Fig. 1. A 67-year-old man with recurrent obstruction after distal gastrectomy with Billroth II reconstruction.

Fig. 1

A. A contrast-enhanced CT shows recurrent tumor at gastrojejunostomy (arrows) with a distended afferent loop (arrowheads). B–E. Photographs obtained during stent placement with a combined transhepatic and peroral approach. B. A 5-French angiographic catheter (Cook Medical) and a 0.035″ guidewire were introduced using transhepatic access (white arrow), manipulated to retrogradely cross the afferent loop obstruction (black arrow), and positioned into the gastric fundus (white arrowhead). The black arrowhead indicates the nasogastric tube.
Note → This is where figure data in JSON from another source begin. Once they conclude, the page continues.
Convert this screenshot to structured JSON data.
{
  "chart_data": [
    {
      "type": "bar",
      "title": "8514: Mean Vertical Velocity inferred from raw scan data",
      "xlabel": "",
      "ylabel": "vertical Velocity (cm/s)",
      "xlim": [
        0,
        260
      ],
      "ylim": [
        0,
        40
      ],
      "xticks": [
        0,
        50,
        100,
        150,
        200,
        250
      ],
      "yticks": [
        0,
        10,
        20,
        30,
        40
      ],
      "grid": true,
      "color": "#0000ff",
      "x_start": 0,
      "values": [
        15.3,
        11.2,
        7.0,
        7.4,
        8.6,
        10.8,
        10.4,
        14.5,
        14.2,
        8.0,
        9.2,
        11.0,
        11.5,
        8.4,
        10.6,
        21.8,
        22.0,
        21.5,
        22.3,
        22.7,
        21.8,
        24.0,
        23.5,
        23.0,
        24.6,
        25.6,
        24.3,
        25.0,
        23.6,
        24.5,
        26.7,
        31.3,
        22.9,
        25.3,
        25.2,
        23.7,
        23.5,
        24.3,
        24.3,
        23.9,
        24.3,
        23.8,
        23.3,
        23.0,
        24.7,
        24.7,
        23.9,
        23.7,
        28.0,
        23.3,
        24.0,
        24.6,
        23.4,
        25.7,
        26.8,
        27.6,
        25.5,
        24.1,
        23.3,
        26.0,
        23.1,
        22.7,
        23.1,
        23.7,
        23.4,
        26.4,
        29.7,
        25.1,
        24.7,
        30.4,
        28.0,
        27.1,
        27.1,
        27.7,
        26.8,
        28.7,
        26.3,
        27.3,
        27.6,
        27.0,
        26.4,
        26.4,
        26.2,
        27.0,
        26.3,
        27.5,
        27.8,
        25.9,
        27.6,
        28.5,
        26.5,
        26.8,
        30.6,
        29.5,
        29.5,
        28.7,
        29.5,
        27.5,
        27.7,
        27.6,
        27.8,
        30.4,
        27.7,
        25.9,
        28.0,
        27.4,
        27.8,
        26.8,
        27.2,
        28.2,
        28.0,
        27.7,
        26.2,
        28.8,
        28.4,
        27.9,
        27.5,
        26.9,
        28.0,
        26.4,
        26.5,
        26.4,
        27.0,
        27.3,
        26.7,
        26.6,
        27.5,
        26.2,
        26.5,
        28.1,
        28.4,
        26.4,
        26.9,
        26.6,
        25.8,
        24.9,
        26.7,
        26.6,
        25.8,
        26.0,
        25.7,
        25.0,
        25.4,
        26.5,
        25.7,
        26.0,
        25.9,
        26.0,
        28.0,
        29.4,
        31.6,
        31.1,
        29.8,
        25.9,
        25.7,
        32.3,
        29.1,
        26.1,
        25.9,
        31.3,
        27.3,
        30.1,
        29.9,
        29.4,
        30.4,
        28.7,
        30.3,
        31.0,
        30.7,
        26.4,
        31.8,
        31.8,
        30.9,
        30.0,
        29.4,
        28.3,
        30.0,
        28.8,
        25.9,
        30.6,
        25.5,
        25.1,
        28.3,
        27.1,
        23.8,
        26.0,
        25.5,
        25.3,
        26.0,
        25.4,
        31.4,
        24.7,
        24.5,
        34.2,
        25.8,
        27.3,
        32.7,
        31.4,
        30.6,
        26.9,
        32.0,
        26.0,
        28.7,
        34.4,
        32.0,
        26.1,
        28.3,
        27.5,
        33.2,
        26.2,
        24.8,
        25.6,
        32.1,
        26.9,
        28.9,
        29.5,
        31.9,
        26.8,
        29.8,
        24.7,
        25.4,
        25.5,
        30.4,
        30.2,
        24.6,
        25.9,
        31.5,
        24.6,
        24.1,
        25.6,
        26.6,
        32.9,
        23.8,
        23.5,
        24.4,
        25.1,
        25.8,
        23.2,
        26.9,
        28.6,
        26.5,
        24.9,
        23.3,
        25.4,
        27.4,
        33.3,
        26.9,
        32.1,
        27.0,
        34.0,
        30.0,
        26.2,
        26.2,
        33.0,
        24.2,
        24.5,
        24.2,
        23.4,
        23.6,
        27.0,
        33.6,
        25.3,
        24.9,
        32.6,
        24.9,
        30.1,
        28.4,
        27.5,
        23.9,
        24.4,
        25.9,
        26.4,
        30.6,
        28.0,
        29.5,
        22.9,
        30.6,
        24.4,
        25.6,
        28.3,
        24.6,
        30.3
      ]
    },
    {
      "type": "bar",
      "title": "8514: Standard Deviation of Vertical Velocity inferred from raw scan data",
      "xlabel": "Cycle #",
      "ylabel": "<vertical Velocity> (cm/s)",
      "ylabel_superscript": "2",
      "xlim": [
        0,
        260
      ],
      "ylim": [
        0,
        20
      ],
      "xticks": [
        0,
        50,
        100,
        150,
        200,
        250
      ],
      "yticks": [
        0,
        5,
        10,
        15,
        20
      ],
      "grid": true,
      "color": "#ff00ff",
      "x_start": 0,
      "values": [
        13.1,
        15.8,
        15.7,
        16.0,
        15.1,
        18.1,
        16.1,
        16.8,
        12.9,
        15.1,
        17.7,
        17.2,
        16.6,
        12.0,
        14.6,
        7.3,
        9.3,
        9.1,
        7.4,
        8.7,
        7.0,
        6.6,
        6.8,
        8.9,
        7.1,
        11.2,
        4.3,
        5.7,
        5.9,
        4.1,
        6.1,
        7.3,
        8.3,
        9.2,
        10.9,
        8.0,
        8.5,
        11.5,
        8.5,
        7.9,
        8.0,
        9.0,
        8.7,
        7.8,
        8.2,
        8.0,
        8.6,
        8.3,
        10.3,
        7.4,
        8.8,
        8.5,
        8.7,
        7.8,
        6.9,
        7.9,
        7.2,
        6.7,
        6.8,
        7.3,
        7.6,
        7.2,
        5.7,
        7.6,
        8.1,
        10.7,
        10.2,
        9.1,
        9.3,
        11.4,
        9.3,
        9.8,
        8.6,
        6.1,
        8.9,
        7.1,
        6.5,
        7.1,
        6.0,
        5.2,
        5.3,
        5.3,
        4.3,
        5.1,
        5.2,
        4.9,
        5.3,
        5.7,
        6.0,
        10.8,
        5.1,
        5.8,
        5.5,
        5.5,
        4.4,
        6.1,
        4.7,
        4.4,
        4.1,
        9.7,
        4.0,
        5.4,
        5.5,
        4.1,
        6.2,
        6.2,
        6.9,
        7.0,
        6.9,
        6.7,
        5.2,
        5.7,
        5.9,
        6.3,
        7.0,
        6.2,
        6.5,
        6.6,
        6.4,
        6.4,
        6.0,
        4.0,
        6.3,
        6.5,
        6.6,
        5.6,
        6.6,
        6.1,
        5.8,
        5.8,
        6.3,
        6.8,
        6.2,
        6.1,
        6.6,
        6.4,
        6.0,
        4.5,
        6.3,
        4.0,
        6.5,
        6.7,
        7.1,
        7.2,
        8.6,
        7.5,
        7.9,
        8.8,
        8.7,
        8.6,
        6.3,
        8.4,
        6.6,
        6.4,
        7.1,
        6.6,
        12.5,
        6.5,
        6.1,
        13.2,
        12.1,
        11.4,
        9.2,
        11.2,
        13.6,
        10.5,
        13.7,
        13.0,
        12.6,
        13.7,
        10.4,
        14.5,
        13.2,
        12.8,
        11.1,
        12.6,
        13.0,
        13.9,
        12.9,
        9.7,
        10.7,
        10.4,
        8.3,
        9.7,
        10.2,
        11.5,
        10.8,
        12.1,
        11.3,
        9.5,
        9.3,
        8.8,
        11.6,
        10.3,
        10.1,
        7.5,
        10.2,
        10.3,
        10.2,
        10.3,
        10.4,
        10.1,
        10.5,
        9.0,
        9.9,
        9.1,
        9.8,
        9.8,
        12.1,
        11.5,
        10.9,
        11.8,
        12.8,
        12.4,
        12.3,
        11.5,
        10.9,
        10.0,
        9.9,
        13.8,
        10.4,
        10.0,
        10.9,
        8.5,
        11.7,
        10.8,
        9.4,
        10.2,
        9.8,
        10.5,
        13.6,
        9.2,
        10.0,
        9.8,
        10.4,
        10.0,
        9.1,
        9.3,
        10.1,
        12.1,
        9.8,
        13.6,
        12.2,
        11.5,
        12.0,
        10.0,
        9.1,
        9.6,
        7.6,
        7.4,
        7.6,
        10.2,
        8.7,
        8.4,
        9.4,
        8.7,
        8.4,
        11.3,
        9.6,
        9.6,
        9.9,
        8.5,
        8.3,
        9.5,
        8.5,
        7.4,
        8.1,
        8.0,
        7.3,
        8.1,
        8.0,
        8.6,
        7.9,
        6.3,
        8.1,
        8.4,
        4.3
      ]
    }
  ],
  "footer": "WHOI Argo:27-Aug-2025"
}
C. The guidewire was captured with a snare catheter (arrow) (ev3 Inc.) and pulled out of the mouth to establish a wire loop. D. A guiding sheath was introduced from the mouth along the wire loop and positioned close to the obstruction. The white arrow indicates the radiopaque marker at the distal end of the guiding sheath. Another angiographic catheter and guidewire assembly was introduced into the guiding sheath and manipulated to cross the efferent loop obstruction (black arrows). E. Two self-expandable stents (S&G BioTech Inc.) were perorally introduced along each guidewire and deployed to cover the efferent (white arrow, 22 mm × 9 cm) and afferent (black arrow, 18 mm × 9 cm) loop obstruction with parallel fashion. Note focal waists at the mid-portion of the stents.